Dasain has come and gone, the lilting strings of the Malshri Raga evoking the impermanence of this family festival. For a brief week, the temporary, informal ceasefire allowed us all to pretend that harmony had returned to the land.
It was a public relations plus point for the Maoists to announce on the eve of Dasain that they were unilaterally halting offensive action. It forced the government to reciprocate, which it did with extreme reluctance. Now, even this uneasy truce is over and nobody knows what lies in store.
If the Terrorism and Disruptive Activities (Control and Punishment) Ordinance promulgated last week is any indication, we are headed for a long winter of discontent as the security agencies seem determined to force all political opposition into submission.
Ever since TADO was passed by the parliament, it has been shrouded in a thick cloud of controversy. Human Rights activists objected to the provision under which security officials can put anybody in preventive detention for up to 90 days. After the dissolution of the parliament in early 2002, successive governments have been re-promulgating the act as ordinances with all provisions intact.

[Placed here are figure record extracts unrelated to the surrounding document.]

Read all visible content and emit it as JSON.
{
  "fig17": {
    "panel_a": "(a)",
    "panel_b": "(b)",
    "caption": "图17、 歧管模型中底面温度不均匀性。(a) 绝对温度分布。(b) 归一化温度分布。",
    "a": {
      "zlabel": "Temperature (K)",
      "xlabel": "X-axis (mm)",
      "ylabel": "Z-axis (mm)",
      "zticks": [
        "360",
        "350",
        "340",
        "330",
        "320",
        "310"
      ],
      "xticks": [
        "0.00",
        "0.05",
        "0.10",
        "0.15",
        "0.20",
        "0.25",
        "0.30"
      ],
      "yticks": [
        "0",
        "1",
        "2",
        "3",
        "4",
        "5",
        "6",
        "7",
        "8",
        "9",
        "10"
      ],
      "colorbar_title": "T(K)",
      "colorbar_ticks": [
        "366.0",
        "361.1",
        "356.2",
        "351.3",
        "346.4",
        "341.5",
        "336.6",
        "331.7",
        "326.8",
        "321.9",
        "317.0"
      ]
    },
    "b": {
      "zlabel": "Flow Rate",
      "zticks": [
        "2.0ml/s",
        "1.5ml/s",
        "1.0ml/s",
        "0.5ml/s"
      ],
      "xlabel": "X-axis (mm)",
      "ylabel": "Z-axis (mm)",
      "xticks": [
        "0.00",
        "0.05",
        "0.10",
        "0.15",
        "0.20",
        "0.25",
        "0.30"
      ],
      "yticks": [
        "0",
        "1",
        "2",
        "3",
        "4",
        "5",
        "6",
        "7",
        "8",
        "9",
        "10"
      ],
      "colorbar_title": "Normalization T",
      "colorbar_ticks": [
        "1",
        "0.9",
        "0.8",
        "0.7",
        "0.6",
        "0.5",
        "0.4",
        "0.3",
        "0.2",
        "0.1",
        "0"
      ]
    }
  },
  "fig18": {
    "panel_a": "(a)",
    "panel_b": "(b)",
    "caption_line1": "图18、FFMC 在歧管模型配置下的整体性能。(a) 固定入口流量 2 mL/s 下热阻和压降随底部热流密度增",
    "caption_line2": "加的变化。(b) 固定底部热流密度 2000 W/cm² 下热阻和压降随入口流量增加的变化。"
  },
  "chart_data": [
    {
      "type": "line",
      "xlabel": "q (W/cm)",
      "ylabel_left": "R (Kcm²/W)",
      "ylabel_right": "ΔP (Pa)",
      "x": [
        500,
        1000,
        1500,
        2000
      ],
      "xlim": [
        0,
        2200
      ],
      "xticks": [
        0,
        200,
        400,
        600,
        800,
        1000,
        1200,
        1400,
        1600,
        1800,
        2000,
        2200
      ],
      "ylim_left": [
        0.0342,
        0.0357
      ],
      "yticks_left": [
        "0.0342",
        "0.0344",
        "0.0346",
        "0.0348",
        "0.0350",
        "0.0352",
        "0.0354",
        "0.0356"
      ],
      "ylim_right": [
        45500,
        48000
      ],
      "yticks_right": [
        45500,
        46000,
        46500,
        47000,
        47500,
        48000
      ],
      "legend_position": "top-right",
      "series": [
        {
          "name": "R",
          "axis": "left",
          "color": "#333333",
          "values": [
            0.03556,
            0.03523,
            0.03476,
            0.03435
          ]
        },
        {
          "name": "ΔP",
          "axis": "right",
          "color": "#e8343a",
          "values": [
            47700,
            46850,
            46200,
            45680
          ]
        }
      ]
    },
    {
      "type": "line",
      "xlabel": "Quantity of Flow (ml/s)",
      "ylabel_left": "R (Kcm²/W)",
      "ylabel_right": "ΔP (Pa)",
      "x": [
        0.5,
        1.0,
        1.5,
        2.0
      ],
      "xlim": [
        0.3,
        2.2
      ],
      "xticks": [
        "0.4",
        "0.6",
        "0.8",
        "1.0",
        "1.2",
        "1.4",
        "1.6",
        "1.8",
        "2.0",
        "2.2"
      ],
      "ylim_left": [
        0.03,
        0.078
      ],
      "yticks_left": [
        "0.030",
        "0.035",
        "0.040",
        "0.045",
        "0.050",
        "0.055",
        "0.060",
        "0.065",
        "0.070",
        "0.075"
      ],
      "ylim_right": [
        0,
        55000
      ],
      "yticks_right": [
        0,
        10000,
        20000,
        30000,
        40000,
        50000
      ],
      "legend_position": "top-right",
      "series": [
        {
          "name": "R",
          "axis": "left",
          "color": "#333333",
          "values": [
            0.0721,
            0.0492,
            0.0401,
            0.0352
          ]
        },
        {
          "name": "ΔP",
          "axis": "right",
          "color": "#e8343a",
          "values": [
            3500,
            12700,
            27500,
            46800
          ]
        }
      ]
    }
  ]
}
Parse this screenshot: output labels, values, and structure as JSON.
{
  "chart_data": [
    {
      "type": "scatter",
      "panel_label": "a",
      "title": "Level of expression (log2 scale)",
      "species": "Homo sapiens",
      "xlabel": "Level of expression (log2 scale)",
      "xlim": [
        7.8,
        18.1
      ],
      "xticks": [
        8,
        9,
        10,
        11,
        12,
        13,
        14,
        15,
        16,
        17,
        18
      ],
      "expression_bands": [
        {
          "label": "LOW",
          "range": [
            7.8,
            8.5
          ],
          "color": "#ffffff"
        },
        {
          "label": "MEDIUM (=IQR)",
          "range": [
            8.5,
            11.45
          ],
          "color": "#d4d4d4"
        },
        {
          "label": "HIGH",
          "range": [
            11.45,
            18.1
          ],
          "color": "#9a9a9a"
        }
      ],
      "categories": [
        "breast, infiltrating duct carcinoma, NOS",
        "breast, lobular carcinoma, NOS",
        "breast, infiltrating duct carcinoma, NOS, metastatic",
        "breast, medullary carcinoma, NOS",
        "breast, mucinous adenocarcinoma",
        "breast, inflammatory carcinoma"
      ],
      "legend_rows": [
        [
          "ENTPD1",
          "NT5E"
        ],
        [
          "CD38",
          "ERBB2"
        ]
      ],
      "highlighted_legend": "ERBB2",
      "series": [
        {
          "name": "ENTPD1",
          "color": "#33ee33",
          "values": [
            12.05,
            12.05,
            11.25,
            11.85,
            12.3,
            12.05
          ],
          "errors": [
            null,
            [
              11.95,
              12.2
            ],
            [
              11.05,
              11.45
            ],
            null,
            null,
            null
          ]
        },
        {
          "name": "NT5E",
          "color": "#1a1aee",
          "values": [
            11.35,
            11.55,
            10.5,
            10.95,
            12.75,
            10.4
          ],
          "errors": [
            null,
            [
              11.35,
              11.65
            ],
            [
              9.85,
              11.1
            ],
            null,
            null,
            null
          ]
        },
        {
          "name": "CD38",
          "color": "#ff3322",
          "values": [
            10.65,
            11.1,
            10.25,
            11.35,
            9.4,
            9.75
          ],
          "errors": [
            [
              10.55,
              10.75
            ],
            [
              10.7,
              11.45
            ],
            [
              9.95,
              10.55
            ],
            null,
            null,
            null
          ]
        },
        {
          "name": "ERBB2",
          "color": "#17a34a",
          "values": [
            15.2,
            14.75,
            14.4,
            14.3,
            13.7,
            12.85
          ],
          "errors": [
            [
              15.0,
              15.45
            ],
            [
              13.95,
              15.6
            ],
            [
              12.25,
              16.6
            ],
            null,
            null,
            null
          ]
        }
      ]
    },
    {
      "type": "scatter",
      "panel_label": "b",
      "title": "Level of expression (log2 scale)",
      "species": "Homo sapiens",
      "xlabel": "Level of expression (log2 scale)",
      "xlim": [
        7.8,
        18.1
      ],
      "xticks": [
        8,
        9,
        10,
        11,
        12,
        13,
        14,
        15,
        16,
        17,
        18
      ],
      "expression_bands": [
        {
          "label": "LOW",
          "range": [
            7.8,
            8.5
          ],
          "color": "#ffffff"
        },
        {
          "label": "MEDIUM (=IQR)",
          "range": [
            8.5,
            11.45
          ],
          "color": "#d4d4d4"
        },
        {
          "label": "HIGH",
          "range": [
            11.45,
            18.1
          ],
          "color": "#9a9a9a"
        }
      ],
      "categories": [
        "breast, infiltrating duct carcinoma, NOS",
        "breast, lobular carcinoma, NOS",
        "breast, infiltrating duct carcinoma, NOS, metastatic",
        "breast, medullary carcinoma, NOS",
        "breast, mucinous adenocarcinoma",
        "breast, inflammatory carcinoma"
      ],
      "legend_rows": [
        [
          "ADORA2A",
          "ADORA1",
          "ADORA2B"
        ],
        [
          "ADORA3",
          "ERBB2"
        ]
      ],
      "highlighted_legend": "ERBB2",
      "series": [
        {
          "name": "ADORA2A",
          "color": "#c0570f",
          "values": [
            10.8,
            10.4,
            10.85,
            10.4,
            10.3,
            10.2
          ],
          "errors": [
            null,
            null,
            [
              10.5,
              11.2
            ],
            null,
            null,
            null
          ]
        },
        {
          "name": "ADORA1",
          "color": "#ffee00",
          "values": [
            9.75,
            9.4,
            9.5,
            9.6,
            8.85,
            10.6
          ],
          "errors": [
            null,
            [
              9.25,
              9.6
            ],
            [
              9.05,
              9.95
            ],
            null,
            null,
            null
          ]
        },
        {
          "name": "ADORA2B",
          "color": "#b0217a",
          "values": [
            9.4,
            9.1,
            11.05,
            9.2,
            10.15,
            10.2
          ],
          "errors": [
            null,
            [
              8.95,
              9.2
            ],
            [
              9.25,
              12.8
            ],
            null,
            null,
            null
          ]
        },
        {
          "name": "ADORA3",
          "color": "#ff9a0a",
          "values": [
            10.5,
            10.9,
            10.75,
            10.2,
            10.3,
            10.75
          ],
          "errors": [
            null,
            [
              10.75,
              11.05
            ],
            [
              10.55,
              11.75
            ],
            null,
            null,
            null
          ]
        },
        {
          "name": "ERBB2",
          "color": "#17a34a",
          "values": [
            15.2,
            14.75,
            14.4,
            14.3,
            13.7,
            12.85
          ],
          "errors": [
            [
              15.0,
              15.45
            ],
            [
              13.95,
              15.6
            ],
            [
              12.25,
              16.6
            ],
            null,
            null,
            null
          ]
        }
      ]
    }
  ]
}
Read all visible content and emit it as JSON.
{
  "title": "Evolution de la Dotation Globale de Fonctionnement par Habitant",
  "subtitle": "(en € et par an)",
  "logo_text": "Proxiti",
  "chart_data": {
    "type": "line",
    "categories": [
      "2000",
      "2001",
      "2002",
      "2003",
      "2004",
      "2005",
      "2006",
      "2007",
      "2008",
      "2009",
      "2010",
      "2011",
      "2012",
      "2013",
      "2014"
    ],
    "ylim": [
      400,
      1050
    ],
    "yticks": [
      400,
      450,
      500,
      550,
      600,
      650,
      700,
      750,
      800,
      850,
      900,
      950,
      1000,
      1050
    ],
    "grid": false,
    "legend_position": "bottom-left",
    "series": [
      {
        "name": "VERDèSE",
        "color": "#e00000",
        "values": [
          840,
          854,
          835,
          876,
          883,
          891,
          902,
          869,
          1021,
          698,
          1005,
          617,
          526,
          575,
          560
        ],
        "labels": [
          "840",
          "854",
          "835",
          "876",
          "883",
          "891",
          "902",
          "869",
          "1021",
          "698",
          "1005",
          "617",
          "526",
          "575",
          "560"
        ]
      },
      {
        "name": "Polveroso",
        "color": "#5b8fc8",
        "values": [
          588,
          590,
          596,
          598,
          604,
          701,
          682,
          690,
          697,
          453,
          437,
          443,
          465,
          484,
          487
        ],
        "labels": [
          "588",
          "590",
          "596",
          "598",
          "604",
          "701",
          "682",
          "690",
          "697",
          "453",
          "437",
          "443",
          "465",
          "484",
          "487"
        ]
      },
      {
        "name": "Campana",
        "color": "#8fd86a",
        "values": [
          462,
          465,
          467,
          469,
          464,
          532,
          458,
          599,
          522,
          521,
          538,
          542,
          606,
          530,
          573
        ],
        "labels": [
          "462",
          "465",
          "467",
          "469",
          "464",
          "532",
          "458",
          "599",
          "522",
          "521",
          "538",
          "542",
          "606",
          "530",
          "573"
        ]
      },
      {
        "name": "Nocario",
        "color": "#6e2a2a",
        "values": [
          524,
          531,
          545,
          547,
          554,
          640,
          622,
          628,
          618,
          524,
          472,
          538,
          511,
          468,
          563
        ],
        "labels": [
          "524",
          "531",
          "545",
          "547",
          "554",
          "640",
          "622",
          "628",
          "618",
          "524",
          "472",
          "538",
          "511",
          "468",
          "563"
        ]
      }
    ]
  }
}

And the security forces have been using its preventive detention powers with full impunity. In fact, suspects freed on judicial order have immediately been re-arrested sometimes right from the court premises.
With the recent amendment in the act through an ordinance, the period of power to arrest and detain a suspect has been increased to one year. To detain any suspect for an initial six months, the designated officer doesn't even need a second opinion, he can arrest anybody on his own discretion. To extend the period of detention by another six months, he doesn't need permission of a court of law, just the concurrence of the Home Ministry.
We understand the 'Unified Command' had wanted premier Surya Bahadur Thapa to recommend this amendment to the king for promulgation, but Thapa resisted long enough to be ousted. His successor, Sher Bahadur Deuba, has proved to be much more pliant: the amendment has been made through an executive decision without even the pretence of a public debate. As is his wont, Deuba seems to have signed on the dotted line without thinking of the implications.
If the experience of the past two-and-half years are anything to go by, TADO will have very little impact on the insurgency. Nearly everywhere outside Kathmandu Valley, the local administration is confined to the district headquarters and elsewhere the Maoist writ runs large. So who is this draconian ordinance aimed at? Inevitably it will be local political party activists who are keeping the facade of multi-party politics alive in the district headquarters, urban centres and Kathmandu Valley. Their fate will be in the hands of the Chief District Officer.
The amendment and re-promulgation of this ordinance have been done on recommendation of the council of ministers, but its UML members seem to have failed to realise the potential of misuse against their own cadre in the countryside. When (it is no longer a question of 'if') the UML is evicted from Singha Darbar and forced to hit the streets again, its leaders will rue the day they signed what is in effect warrants for their own arrests.
Amidst all this, the agenda for peace has been pushed further into the background. Deuba now wants an election instead, the one he had announced he was going to hold in November 2002. Terrorising the opposition with TADO may be one of the necessary preparations for the kind of election his sponsors have in mind.
Apart from the security forces, the Maoists will be the biggest beneficiaries of this toughened TADO. It gives them fresh ammunition against the legitimacy of a government of royal nominees and insist on negotiations directly with the king. A stronger Maoist fold only means one thing: the prospects of peace will remain as doubtful as ever.